The impact of college education courses on the success of inmates, both in the correctional system and after release, affect not just the individual inmate, but society as a whole. Recidivism, a relapse into criminal behavior, is common for those released from a period of incarceration. Some stumble because of limited financial resources, being unprepared for social reintegration, lacking family support and discrimination based on criminal records.

Additionally, previously incarcerated people often have difficulty in attaining steady work because of a lack of work skills and education. Recidivism leads to overpopulation in the correctional system and reliance on government programs after incarceration, which affects the economy and lessens the quality of life for many people.

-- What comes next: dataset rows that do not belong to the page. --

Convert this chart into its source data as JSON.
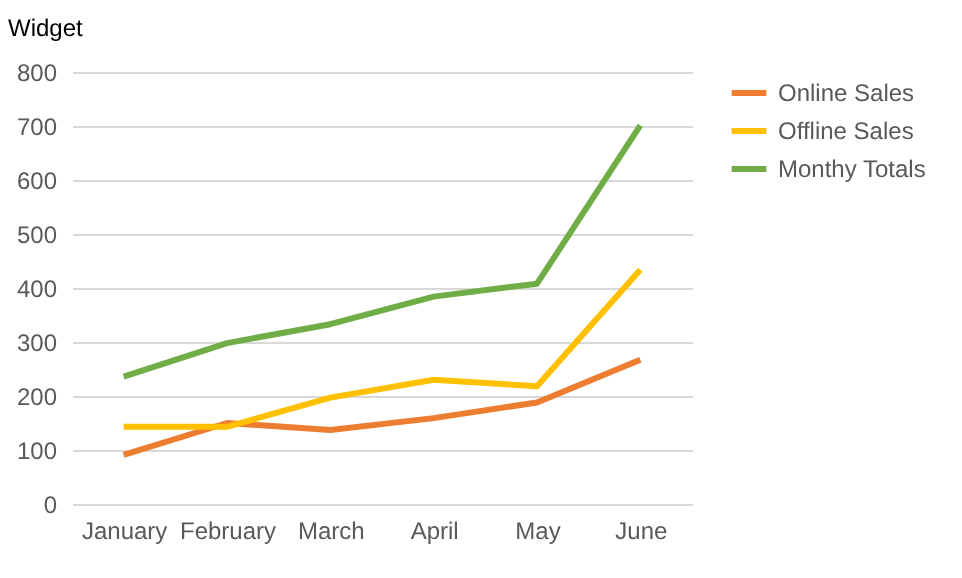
{
  "chart_data": {
    "type": "line",
    "categories": [
      "January",
      "February",
      "March",
      "April",
      "May",
      "June"
    ],
    "series": [
      {
        "name": "Online Sales",
        "color": "#ed7d31",
        "values": [
          91,
          150,
          137,
          159,
          188,
          267
        ]
      },
      {
        "name": "Offline Sales",
        "color": "#ffc000",
        "values": [
          143,
          143,
          197,
          230,
          218,
          434
        ]
      },
      {
        "name": "Monthy Totals",
        "color": "#70ad47",
        "values": [
          236,
          298,
          333,
          384,
          408,
          701
        ]
      }
    ],
    "ylim": [
      0,
      800
    ],
    "yticks": [
      0,
      100,
      200,
      300,
      400,
      500,
      600,
      700,
      800
    ],
    "grid": "y",
    "legend": "right",
    "marker": "none",
    "line_style": "solid",
    "annotations": [
      "Widget"
    ]
  }
}
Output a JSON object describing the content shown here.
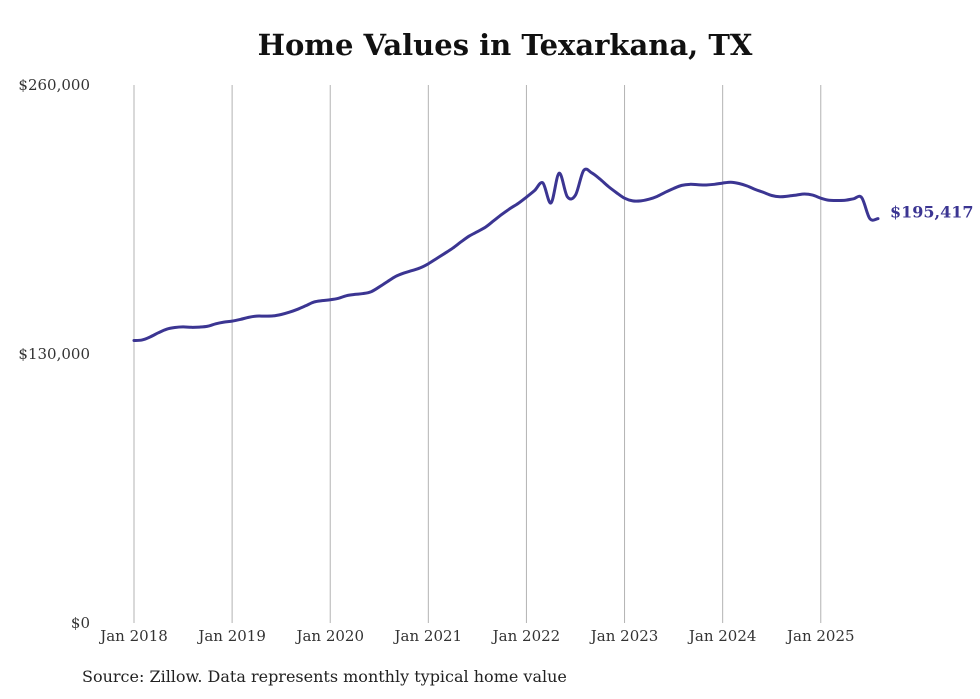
{
  "chart_data": {
    "type": "line",
    "title": "Home Values in Texarkana, TX",
    "xlabel": "",
    "ylabel": "",
    "ylim": [
      0,
      260000
    ],
    "xlim": [
      "2018-01",
      "2025-08"
    ],
    "y_ticks": [
      {
        "value": 0,
        "label": "$0"
      },
      {
        "value": 130000,
        "label": "$130,000"
      },
      {
        "value": 260000,
        "label": "$260,000"
      }
    ],
    "x_ticks": [
      {
        "value": "2018-01",
        "label": "Jan 2018"
      },
      {
        "value": "2019-01",
        "label": "Jan 2019"
      },
      {
        "value": "2020-01",
        "label": "Jan 2020"
      },
      {
        "value": "2021-01",
        "label": "Jan 2021"
      },
      {
        "value": "2022-01",
        "label": "Jan 2022"
      },
      {
        "value": "2023-01",
        "label": "Jan 2023"
      },
      {
        "value": "2024-01",
        "label": "Jan 2024"
      },
      {
        "value": "2025-01",
        "label": "Jan 2025"
      }
    ],
    "grid": {
      "vertical": true,
      "horizontal": false
    },
    "series": [
      {
        "color": "#3b3592",
        "end_label": "$195,417",
        "x": [
          "2018-01",
          "2018-02",
          "2018-03",
          "2018-04",
          "2018-05",
          "2018-06",
          "2018-07",
          "2018-08",
          "2018-09",
          "2018-10",
          "2018-11",
          "2018-12",
          "2019-01",
          "2019-02",
          "2019-03",
          "2019-04",
          "2019-05",
          "2019-06",
          "2019-07",
          "2019-08",
          "2019-09",
          "2019-10",
          "2019-11",
          "2019-12",
          "2020-01",
          "2020-02",
          "2020-03",
          "2020-04",
          "2020-05",
          "2020-06",
          "2020-07",
          "2020-08",
          "2020-09",
          "2020-10",
          "2020-11",
          "2020-12",
          "2021-01",
          "2021-02",
          "2021-03",
          "2021-04",
          "2021-05",
          "2021-06",
          "2021-07",
          "2021-08",
          "2021-09",
          "2021-10",
          "2021-11",
          "2021-12",
          "2022-01",
          "2022-02",
          "2022-03",
          "2022-04",
          "2022-05",
          "2022-06",
          "2022-07",
          "2022-08",
          "2022-09",
          "2022-10",
          "2022-11",
          "2022-12",
          "2023-01",
          "2023-02",
          "2023-03",
          "2023-04",
          "2023-05",
          "2023-06",
          "2023-07",
          "2023-08",
          "2023-09",
          "2023-10",
          "2023-11",
          "2023-12",
          "2024-01",
          "2024-02",
          "2024-03",
          "2024-04",
          "2024-05",
          "2024-06",
          "2024-07",
          "2024-08",
          "2024-09",
          "2024-10",
          "2024-11",
          "2024-12",
          "2025-01",
          "2025-02",
          "2025-03",
          "2025-04",
          "2025-05",
          "2025-06",
          "2025-07",
          "2025-08"
        ],
        "values": [
          136500,
          136800,
          138300,
          140300,
          142000,
          142800,
          143100,
          142900,
          143000,
          143400,
          144600,
          145400,
          145900,
          146700,
          147700,
          148300,
          148300,
          148400,
          149100,
          150200,
          151600,
          153300,
          155100,
          155800,
          156200,
          156900,
          158200,
          158800,
          159200,
          160100,
          162400,
          165000,
          167500,
          169100,
          170300,
          171600,
          173600,
          176100,
          178600,
          181200,
          184200,
          187000,
          189100,
          191300,
          194400,
          197500,
          200300,
          202800,
          205800,
          209000,
          212700,
          203000,
          217400,
          206000,
          206800,
          218700,
          217500,
          214500,
          211000,
          208000,
          205300,
          204000,
          204000,
          204800,
          206200,
          208200,
          210000,
          211500,
          212000,
          211800,
          211700,
          212000,
          212600,
          213000,
          212400,
          211200,
          209500,
          208100,
          206600,
          206000,
          206300,
          206800,
          207300,
          206800,
          205300,
          204300,
          204200,
          204300,
          205000,
          205600,
          195417,
          195417
        ]
      }
    ]
  },
  "source_note": "Source: Zillow. Data represents monthly typical home value"
}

“Not to sound ungrateful — because I couldn’t possibly be any more appreciative — but we definitely need more programs like this,” another inmate student said. “If pursuing a degree were possible when I arrived, I would probably have a master’s degree by now, perhaps even two. Although it’s too late for me to get a degree in prison, that shouldn’t deter you too much from advocating that others should be educated before being released. The science on the inverse correlation between recidivism and education has been known for some time now. Prison reform has to start somewhere; why not here?”

Colter, Goodin, Muthig and Susan Dewey, co-founder and coordinator of WPfP, applied for funding through the College of Arts and Sciences Special Symposia/Lecture Series Fund and were awarded $25,000. The award, combined with other funding sources, allowed the cohort to arrange for several well-known speakers, including Damon Horowitz, Jody Lewen, Mary Gould, Ben Walker and Erin Castro.

Horowitz is known for his TED Talks on teaching philosophy in prison and calling for increased access to education in prisons, as well as speaking about the ethics of the technology industry and the need for humanities in the technology industry. Lewen is the founder and executive director of the Prison University Project, which provides a general education Associate of Arts degree and intensive college preparatory courses at San Quentin. Gould is the director of the Saint Louis University Prison Program, which provides liberal arts education to prison employees and incarcerated people. She is also the interim director of the Alliance for Higher Education in Prison. Walker is the founder of the Crito Project, which provides degree-level education to inmates in three correctional facilities in the East of England region. Castro is director and co-founder of the University of Utah Prison Education Project, which provides higher education courses to two facilities in the Utah State Prison.

Other attendees and potential speakers include representatives for Wyoming Gov. Mark Gordon and the UW president’s office, the wardens from all five correctional facilities, top officials from the Wyoming Department of Corrections and inmates from two of the Wyoming correctional facilities.

When asked about expected outcomes from the symposium, Muthig said the goal is to “connect ideas and people in the realm of transformative education, particularly higher education, and to determine the way forward.”

As a testimonial to the strength of college education for incarcerated people, T.R., an inmate in the Wyoming Honor Conservation Camp, offered a reflection after attending a stoicism course in 2017.

“I am honored to have had the opportunity to participate in the Stoic Camp offered by the University of Wyoming,” T.R. wrote. “The most striking aspects of the program are that it was conceived, conducted, and supported by the people who freely give of themselves for the good of others. The Stoic mindset is something that I have stumbled upon in my own life, yet I didn’t know it had a name. I hope to continue having open discussions in the future about morals and ethics with people around me. The Stoic Camp has shown me the joy of asking a question and finding how I can come to a suitable conclusion while also living in accord with nature. There seem to be limitless situations that I can view through the Stoic lens in order to shape my conduct in a way that allows me to live an excellent life that is harmonious with nature itself.”